Pages

Tuesday, April 12, 2016

The Best Big Ideas: Boyer's Human Commonalities


Famed educator Ernest Boyer's Human Commonalities represent eight things all humans on this earth have in common. No matter what nationality, tribe, culture, or time period we associate with, we can all relate to these eight universal experiences. I have used these big ideas as themes in SchoolArts Magazine and in developing curriculum.
1.) The Life Cycle (all humans experience birth, growth, and death)
2.) Language (all humans use symbols to express their thoughts, feelings, and emotions)
3.) The Arts (various art forms serve as a universal language)
4.) History (all humans, at some point, recall the past and look to the future)
5.) Groups/Institutions (all humans belong in some way)
6.) Work (all humans make a living in some way)
7.) Search for Meaning (all humans, in their own personal way, ponder the larger purpose of life)
8.) The Natural World (all humans are connected to the ecology of the earth)
Spirit House from Thailand
Sacred Realm Blessings Good Fortune Across Asia, a current exhibition at the Museum of International Folk Art in Santa Fe, New Mexico, is a wonderful example of taking a big idea and comparing how it is expressed  through art in different cultures. To me, this clearly illustrates the Human Commonality of Language (all humans use symbols to express their thoughts, feelings, and emotions). 

Shrine to Dali Lama
"Sacred Realm reflects wide-ranging practices of belief that, at the same time, depict the common human desire to attain balance and harmony in the physical and spiritual realms of life. "

Paper clothes.
Sacred Realm highlights the Museum's own Asian collection exploring such beliefs as magical protection, blessings, and good fortune. This exhibition is unique in that it is presented thematically.

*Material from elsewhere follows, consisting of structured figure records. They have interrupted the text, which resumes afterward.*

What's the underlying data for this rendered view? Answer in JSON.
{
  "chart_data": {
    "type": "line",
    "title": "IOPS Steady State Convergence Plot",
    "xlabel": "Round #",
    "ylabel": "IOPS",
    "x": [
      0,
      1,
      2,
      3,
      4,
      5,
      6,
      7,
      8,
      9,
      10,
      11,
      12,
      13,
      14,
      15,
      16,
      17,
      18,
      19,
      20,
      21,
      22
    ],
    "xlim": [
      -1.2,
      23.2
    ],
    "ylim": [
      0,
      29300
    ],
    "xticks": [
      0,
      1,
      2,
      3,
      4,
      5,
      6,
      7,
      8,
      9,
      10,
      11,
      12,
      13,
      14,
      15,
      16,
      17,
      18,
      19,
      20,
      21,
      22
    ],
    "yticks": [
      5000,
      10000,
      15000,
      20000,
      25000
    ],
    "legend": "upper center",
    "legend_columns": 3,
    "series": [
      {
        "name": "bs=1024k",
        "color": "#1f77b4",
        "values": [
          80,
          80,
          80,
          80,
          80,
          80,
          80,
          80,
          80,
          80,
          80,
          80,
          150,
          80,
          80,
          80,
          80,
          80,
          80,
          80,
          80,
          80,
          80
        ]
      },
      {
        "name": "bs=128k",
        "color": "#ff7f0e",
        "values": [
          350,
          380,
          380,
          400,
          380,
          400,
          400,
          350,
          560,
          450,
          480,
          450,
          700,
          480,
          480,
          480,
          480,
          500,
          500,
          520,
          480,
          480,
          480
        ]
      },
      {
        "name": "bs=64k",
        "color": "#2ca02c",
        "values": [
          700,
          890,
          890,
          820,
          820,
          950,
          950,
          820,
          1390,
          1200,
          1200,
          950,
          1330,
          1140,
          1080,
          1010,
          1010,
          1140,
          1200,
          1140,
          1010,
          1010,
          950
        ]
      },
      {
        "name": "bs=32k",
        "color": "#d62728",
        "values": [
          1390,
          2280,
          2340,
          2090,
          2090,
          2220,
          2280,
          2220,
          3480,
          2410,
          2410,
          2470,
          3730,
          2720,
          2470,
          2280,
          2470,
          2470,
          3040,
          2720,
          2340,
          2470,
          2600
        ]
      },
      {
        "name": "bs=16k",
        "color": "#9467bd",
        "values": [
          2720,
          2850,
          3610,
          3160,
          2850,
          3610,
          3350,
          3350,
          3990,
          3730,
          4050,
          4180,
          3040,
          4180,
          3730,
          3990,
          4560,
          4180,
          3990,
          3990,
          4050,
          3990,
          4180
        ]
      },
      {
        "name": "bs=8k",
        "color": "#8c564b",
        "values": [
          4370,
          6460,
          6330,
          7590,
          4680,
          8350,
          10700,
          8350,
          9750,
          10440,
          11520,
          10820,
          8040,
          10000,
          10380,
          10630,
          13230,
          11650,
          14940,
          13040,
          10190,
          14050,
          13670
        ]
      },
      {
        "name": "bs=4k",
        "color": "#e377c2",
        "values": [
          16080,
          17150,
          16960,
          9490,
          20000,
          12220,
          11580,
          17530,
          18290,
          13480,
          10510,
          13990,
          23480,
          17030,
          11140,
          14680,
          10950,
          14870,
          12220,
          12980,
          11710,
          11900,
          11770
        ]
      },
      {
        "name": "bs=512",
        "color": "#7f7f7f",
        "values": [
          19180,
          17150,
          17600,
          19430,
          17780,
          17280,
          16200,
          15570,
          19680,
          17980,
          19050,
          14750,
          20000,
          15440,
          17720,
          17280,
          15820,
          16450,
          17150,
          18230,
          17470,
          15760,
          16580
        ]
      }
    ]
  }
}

"The Museum exhibit team worked with a Feng Shui designer to spiritually balance the gallery, incorporating basic principles of color and object placement to aid the gallery's harmony and flow."

Hamsa hand, magical protection from the envious or evil eye.

It is such a joy to see a thematic exhibition like this. (And I do believe the Museum has the best exhibit design anywhere.)
How can you utilize an exhibit such as this with your students? Rather than having students copy such pieces, why not share and discuss the exhibit with them and them challenge them to come up with personally meaningful and contemporary symbols that express blessings and good fortune. You could also bring other similar cultural objects such as milagros and ex-votos to the discussion.

You can access information and photos for the exhibition here. I believe you could adapt this for any age level.